- Born: 14 March 1968 (age 57) England
- Occupation: Businesswoman
- Spouse: Joseph Corré (????–2007) divorced
- Partner: Paul Simonon (2007–present)
- Children: 1, model Cora Corré

= Serena Rees =

British businesswoman (born 1968)

Serena Rees MBE (born 14 March 1968) is a British entrepreneur, founder, fashion designer, and public speaker. She founded Agent Provocateur with her then husband Joseph Corré in 1994 and Les Girls Les Boys in 2017.

==Early life==
Rees was adopted at an early age by Indian parents; her birth mother was from Kashmir. Rees left school at age 16. She was working as a model in Chelsea, in 1992 when she met Joseph Corré, the son of Vivienne Westwood and Malcolm McLaren.

==Agent Provocateur==
Rees decided to open a lingerie store that would be filled with colourful and fashion-forward lingerie. The store opened in 1994 on Broadwick Street, Soho as a retail shop. Eventually Rees and Corre began designing their own line of lingerie as well.
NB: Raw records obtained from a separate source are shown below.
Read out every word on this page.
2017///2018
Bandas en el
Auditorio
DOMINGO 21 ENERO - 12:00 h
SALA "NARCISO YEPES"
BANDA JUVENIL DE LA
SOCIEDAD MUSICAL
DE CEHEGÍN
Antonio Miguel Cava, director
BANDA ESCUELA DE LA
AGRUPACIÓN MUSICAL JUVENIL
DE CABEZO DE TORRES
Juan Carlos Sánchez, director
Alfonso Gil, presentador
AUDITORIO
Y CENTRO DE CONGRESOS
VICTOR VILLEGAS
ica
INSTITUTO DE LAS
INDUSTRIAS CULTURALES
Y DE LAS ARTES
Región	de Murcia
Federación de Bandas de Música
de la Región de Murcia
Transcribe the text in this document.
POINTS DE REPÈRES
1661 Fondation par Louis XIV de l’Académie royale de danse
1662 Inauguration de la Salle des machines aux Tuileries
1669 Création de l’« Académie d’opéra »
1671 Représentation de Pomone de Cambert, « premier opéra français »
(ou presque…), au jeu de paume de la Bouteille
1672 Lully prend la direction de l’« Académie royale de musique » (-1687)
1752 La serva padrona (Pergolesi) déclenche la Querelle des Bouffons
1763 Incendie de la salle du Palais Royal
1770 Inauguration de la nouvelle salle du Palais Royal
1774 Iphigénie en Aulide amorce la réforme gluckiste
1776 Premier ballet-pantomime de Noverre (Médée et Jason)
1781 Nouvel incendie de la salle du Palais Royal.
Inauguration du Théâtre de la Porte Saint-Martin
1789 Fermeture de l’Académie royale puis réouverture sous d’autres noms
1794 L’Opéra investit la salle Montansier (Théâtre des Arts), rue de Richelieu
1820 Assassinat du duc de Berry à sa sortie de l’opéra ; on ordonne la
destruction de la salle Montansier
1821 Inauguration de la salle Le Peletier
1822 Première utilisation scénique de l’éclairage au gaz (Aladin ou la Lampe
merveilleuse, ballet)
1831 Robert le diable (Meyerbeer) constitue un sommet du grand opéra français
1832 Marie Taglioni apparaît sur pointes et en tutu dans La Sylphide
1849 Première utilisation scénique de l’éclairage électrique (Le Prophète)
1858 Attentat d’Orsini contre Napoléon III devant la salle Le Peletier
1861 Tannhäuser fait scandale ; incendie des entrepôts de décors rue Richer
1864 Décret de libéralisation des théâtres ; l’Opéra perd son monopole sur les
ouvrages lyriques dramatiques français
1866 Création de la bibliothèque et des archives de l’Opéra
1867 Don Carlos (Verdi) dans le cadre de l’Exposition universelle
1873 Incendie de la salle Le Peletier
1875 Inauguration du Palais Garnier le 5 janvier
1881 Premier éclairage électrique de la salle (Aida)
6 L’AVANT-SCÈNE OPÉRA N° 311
Agent Provocateur became a well known brand selling in 13 different countries and over 30 stores. Rees maintained a strict confidentiality policy which allowed celebrity clients to feel comfortable purchasing the products. The brand often features celebrity models such as Kate Moss.

Rees and Corre sold Agent Provocateur to private equity house 3i for £60m, as part of their divorce settlement.

==Les Girls Les Boys==
Les Girls Les Boys is a men's and women's underwear, intimates and streetwear brand, founded by Serena Rees in May 2017.

==Other business ventures==
Rees then started Cocomaya, a bakery and chocolatier with several branches in London, where she resides with her daughter and partner Simonon.